Novel Research on Invasive Breast Cancers
There are currently three main NIH-funded projects in Dr. Steven Ethier’s laboratory in the Developmental Cancer Therapeutics Program. The first project focuses on the 8p11-p12 genomic region which is amplified in approximately 15% of breast cancers and is associated with aggressive forms of estrogen receptor positive disease. Their working hypothesis is that this genomic region harbors a number of important breast cancer oncogenes that are responsible for the aggressive nature of this subset of diseases and provides novel therapeutic targets for patients who fail conventional endocrine therapy.
The second project is focused on triple negative breast cancers that over express the epidermal growth factor receptor (EGFR).
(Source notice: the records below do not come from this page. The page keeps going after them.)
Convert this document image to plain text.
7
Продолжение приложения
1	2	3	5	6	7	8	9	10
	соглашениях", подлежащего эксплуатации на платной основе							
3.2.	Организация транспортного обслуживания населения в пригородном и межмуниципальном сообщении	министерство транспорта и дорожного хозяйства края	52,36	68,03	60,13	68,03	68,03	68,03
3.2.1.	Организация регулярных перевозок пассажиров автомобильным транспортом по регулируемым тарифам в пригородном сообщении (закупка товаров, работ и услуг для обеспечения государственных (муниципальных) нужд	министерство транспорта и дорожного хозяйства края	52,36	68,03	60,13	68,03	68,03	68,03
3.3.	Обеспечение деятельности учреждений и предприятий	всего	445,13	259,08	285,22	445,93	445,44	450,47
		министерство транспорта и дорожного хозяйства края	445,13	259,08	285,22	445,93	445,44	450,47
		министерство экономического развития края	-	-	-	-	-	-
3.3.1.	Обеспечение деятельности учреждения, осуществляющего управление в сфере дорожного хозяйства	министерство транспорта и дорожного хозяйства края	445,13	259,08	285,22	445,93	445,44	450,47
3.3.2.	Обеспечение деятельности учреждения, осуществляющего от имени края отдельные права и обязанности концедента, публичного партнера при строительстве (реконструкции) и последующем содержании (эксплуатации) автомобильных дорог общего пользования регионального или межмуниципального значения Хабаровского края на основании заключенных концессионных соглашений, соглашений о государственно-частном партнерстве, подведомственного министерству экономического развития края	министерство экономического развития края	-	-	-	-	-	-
One goal of this research is to determine the mechanisms by which altered EGFR activation by amphiregulin in SUM149 cells alters the biology of these cells and contributes to the aggressive phenotype observed in basal-type and triple-negative breast cancers.
The third main project in the laboratory focuses on the use of genome-wide shRNA libraries to identify genetic vulnerabilities in cancer cells, and to identify novel oncogenes in breast cancer. They are currently screening a panel of breast cancer cell lines developed in our lab using an shRNA library that targets ~16,000 human genes with a minimum of 5shRNAs per gene. Data from these screens are being combined with other genome-scale data sets to identify novel oncogenes and to unconver synthetic lethal interactions in cancer. The identified synthetic lethal interactions will be used to guide combination therapies that will enhance the effectiveness of and prevent the development of resistance to targeted therapies that are currently in use.